Our study is subject to certain limitations. First, by not discriminating separately each sexually transmitted infection, we may underestimate the full spectrum of STDs emerging among people living with HIV and the most risky one for acquiring syphilis [
5]. However, syphilis was chosen due to its sudden and increased incidence, comprising a moderate but still uncontrolled outbreak in the HIV population in Northern Greece. Second, our attempt to identify specific high-risk factors was limited by a significant proportion of missing data in our database. Missing data may be attributed to the discomfort in asking more personal information especially in the general population or to clinician time constraints. Third, no data are available on the role of social media applications to find partners in this study. Though, their use was not as wide during the outbreak as it currently is.
The rise of syphilis incidence in the general population during this period is remarkable. The population tested consisted of normal adults at high risk of acquiring an STD or having a symptomatic condition. To control testing bias we excluded HIV coinfected persons and sex- workers from this population. Literature shows that increased frequency of testing increases syphilis detection. Moreover, symptomatic individuals are more likely to be syphilis positive. The most significant point is that MSM are the main source of recycling STDs including syphilis in the adult population, irrespectively of HIV status. This fact confirms high risk behaviors among MSM, despite HAART intake and prevention campaigns.

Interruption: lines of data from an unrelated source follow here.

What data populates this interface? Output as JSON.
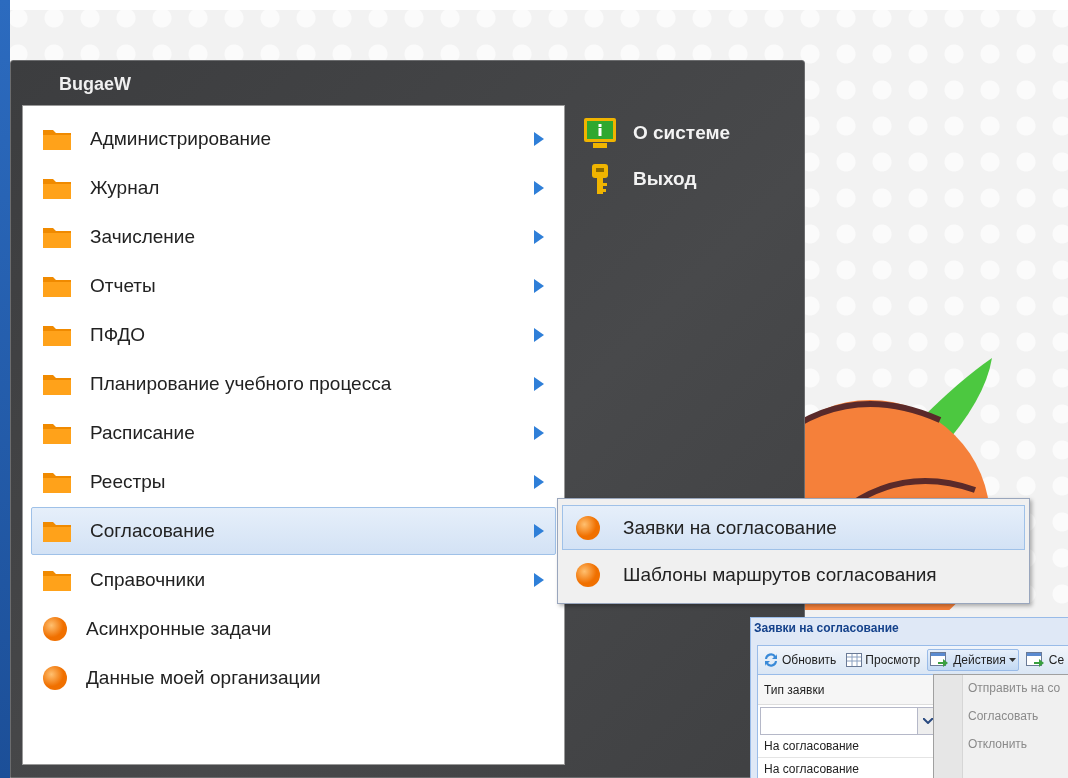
{
  "user": "BugaeW",
  "menu_items": [
    {
      "kind": "folder",
      "label": "Администрирование",
      "has_submenu": true,
      "selected": false
    },
    {
      "kind": "folder",
      "label": "Журнал",
      "has_submenu": true,
      "selected": false
    },
    {
      "kind": "folder",
      "label": "Зачисление",
      "has_submenu": true,
      "selected": false
    },
    {
      "kind": "folder",
      "label": "Отчеты",
      "has_submenu": true,
      "selected": false
    },
    {
      "kind": "folder",
      "label": "ПФДО",
      "has_submenu": true,
      "selected": false
    },
    {
      "kind": "folder",
      "label": "Планирование учебного процесса",
      "has_submenu": true,
      "selected": false
    },
    {
      "kind": "folder",
      "label": "Расписание",
      "has_submenu": true,
      "selected": false
    },
    {
      "kind": "folder",
      "label": "Реестры",
      "has_submenu": true,
      "selected": false
    },
    {
      "kind": "folder",
      "label": "Согласование",
      "has_submenu": true,
      "selected": true
    },
    {
      "kind": "folder",
      "label": "Справочники",
      "has_submenu": true,
      "selected": false
    },
    {
      "kind": "task",
      "label": "Асинхронные задачи",
      "has_submenu": false,
      "selected": false
    },
    {
      "kind": "task",
      "label": "Данные моей организации",
      "has_submenu": false,
      "selected": false
    }
  ],
  "side_links": [
    {
      "kind": "monitor",
      "label": "О системе"
    },
    {
      "kind": "key",
      "label": "Выход"
    }
  ],
  "submenu": [
    {
      "label": "Заявки на согласование",
      "selected": true
    },
    {
      "label": "Шаблоны маршрутов согласования",
      "selected": false
    }
  ],
  "inset_window": {
    "title": "Заявки на согласование",
    "toolbar": [
      {
        "kind": "refresh",
        "label": "Обновить",
        "pressed": false,
        "dropdown": false
      },
      {
        "kind": "grid",
        "label": "Просмотр",
        "pressed": false,
        "dropdown": false
      },
      {
        "kind": "export",
        "label": "Действия",
        "pressed": true,
        "dropdown": true
      },
      {
        "kind": "export",
        "label": "Се",
        "pressed": false,
        "dropdown": false
      }
    ],
    "column_header": "Тип заявки",
    "rows": [
      "На согласование",
      "На согласование"
    ],
    "dropdown_items": [
      {
        "label": "Отправить на со",
        "disabled": true
      },
      {
        "label": "Согласовать",
        "disabled": true
      },
      {
        "label": "Отклонить",
        "disabled": true
      }
    ]
  }
}
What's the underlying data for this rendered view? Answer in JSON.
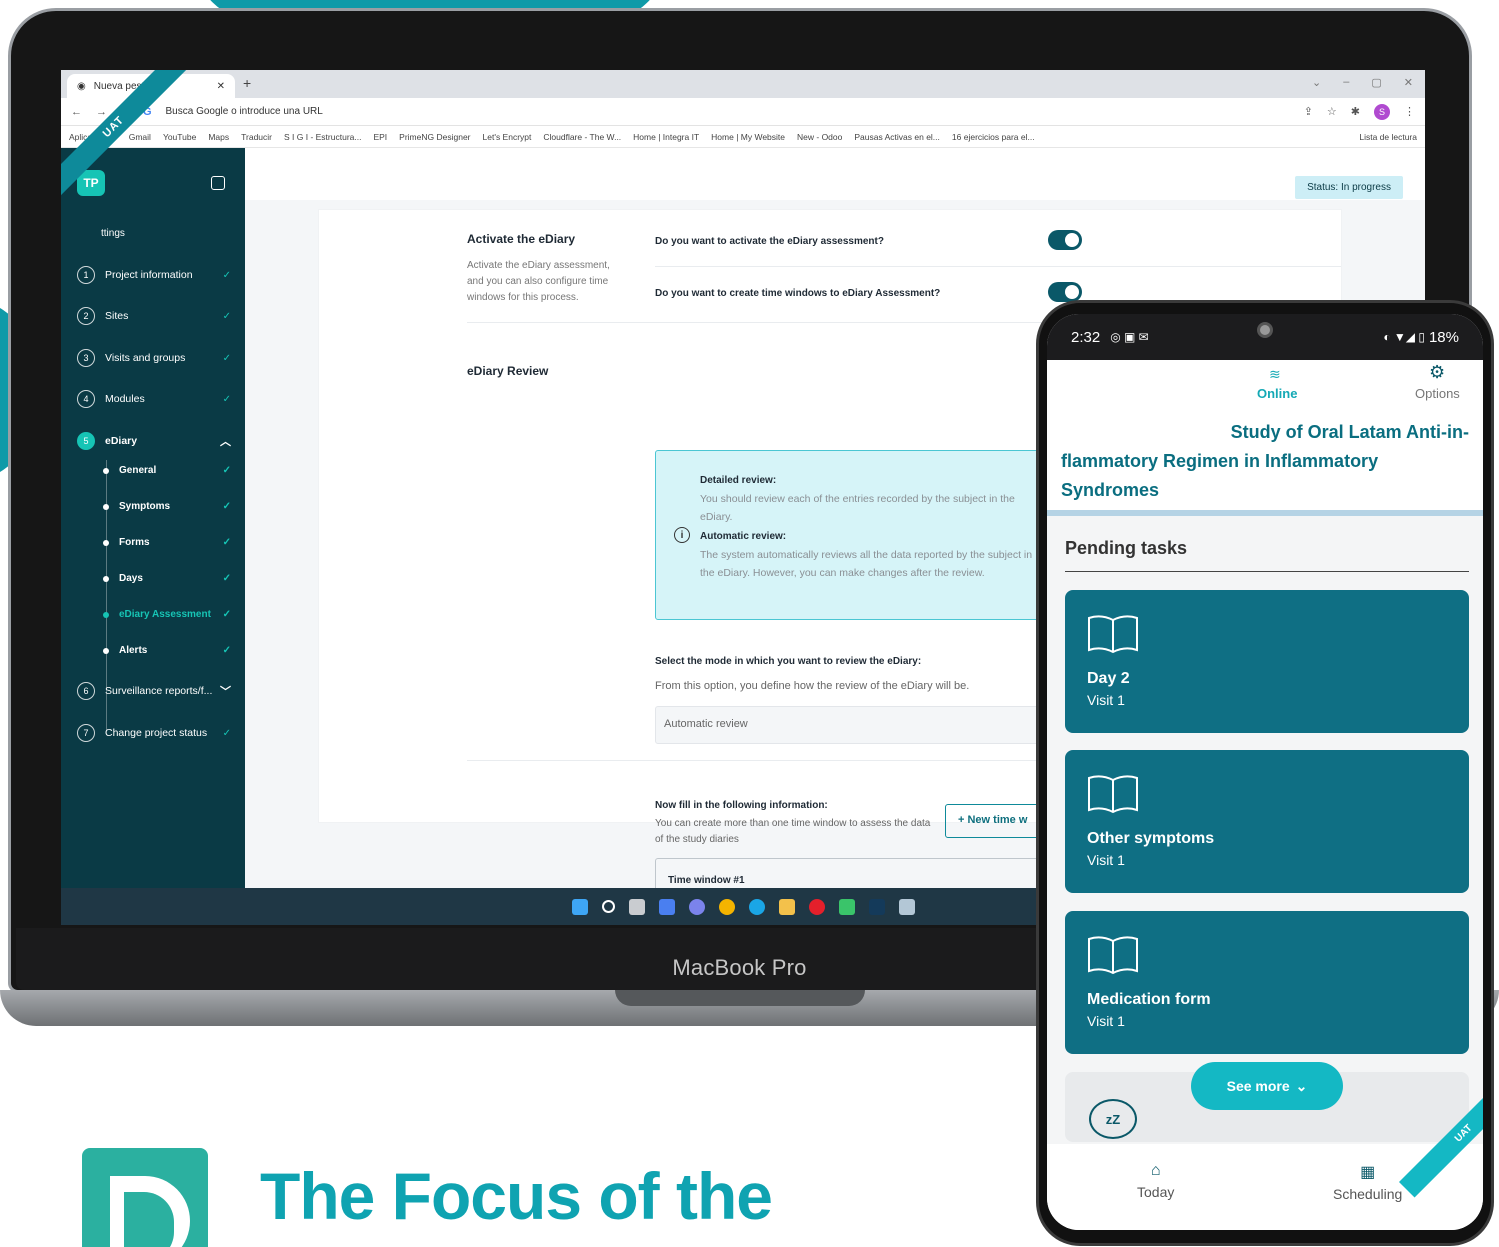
{
  "browser": {
    "tab_title": "Nueva pestaña",
    "url_placeholder": "Busca Google o introduce una URL",
    "bookmarks": [
      "Aplicaciones",
      "Gmail",
      "YouTube",
      "Maps",
      "Traducir",
      "S I G I - Estructura...",
      "EPI",
      "PrimeNG Designer",
      "Let's Encrypt",
      "Cloudflare - The W...",
      "Home | Integra IT",
      "Home | My Website",
      "New - Odoo",
      "Pausas Activas en el...",
      "16 ejercicios para el..."
    ],
    "reading_list": "Lista de lectura",
    "profile_initial": "S"
  },
  "sidebar": {
    "logo": "TP",
    "ribbon": "UAT",
    "settings_label": "ttings",
    "steps": [
      {
        "num": "1",
        "label": "Project information"
      },
      {
        "num": "2",
        "label": "Sites"
      },
      {
        "num": "3",
        "label": "Visits and groups"
      },
      {
        "num": "4",
        "label": "Modules"
      },
      {
        "num": "5",
        "label": "eDiary"
      },
      {
        "num": "6",
        "label": "Surveillance reports/f..."
      },
      {
        "num": "7",
        "label": "Change project status"
      }
    ],
    "substeps": [
      "General",
      "Symptoms",
      "Forms",
      "Days",
      "eDiary Assessment",
      "Alerts"
    ]
  },
  "content": {
    "status": "Status: In progress",
    "activate_title": "Activate the eDiary",
    "activate_desc": "Activate the eDiary assessment, and you can also configure time windows for this process.",
    "q_activate": "Do you want to activate the eDiary assessment?",
    "q_time_windows": "Do you want to create time windows to eDiary Assessment?",
    "review_title": "eDiary Review",
    "detailed_title": "Detailed review:",
    "detailed_text": "You should review each of the entries recorded by the subject in the eDiary.",
    "automatic_title": "Automatic review:",
    "automatic_text": "The system automatically reviews all the data reported by the subject in the eDiary. However, you can make changes after the review.",
    "select_label": "Select the mode in which you want to review the eDiary:",
    "select_help": "From this option, you define how the review of the eDiary will be.",
    "select_value": "Automatic review",
    "fill_title": "Now fill in the following information:",
    "fill_help": "You can create more than one time window to assess the data of the study diaries",
    "new_window_btn": "+ New time w",
    "time_window": "Time window #1"
  },
  "laptop_brand": "MacBook Pro",
  "phone": {
    "time": "2:32",
    "battery": "18%",
    "online": "Online",
    "options": "Options",
    "study_title_lines": [
      "Study of Oral Latam Anti-in-",
      "flammatory Regimen in Inflammatory",
      "Syndromes"
    ],
    "pending": "Pending tasks",
    "tasks": [
      {
        "title": "Day 2",
        "visit": "Visit 1"
      },
      {
        "title": "Other symptoms",
        "visit": "Visit 1"
      },
      {
        "title": "Medication form",
        "visit": "Visit 1"
      }
    ],
    "see_more": "See more",
    "nav_today": "Today",
    "nav_scheduling": "Scheduling",
    "ribbon": "UAT"
  },
  "headline": "The Focus of the",
  "colors": {
    "teal": "#0fa3b1",
    "sidebar": "#0a3a45",
    "accent": "#16c4b5",
    "task": "#0f6f84"
  }
}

The results of our study underline the importance of regular screening for STDs among HIV-positive people. Moreover, our findings show a need for improved sexual health promotion among MSM. Our study also suggests that the use of safe sexual practices to prevent STDs has decreased and it is important to emphasize the use of barrier methods also during oral sex, given that this is an usual route for syphilis transmission [
23]. Further studies are needed to better understand the epidemiology of HIV/syphilis coinfection in MSM and most certainly HIV-positive individuals and immigrants should be a priority for STD prevention actions [
6,
24,
25,
26]. Additionally, closer surveillance of the general population is needed even in high-income countries since the epidemiology of syphilis and other STDs may change throughout the years [
27].
It is also worth mentioning that HIV patients in Northern Greece are described mainly as late presenters [
28] (delayed HIV diagnosis) and in many cases, HIV diagnosis was simultaneous with syphilis diagnosis. This fact may justify the delayed stage of syphilis identified in coinfection cases (latent vs. secondary vs. primary syphilis). The classification of syphilis cases refers to the incidence of syphilis (new cases during 2008- 2010), which was determined post completing the testing and diagnostic procedure for each patient (blood serology testing, lumbar puncture). Previous screening campaigns were also implemented before 2008, but the incident cases were fewer among HIV patients served in our Infectious Diseases Unit. Screening was intensified during 2009-2010 to assess the outbreak risk factors and to prevent expansion of the infection.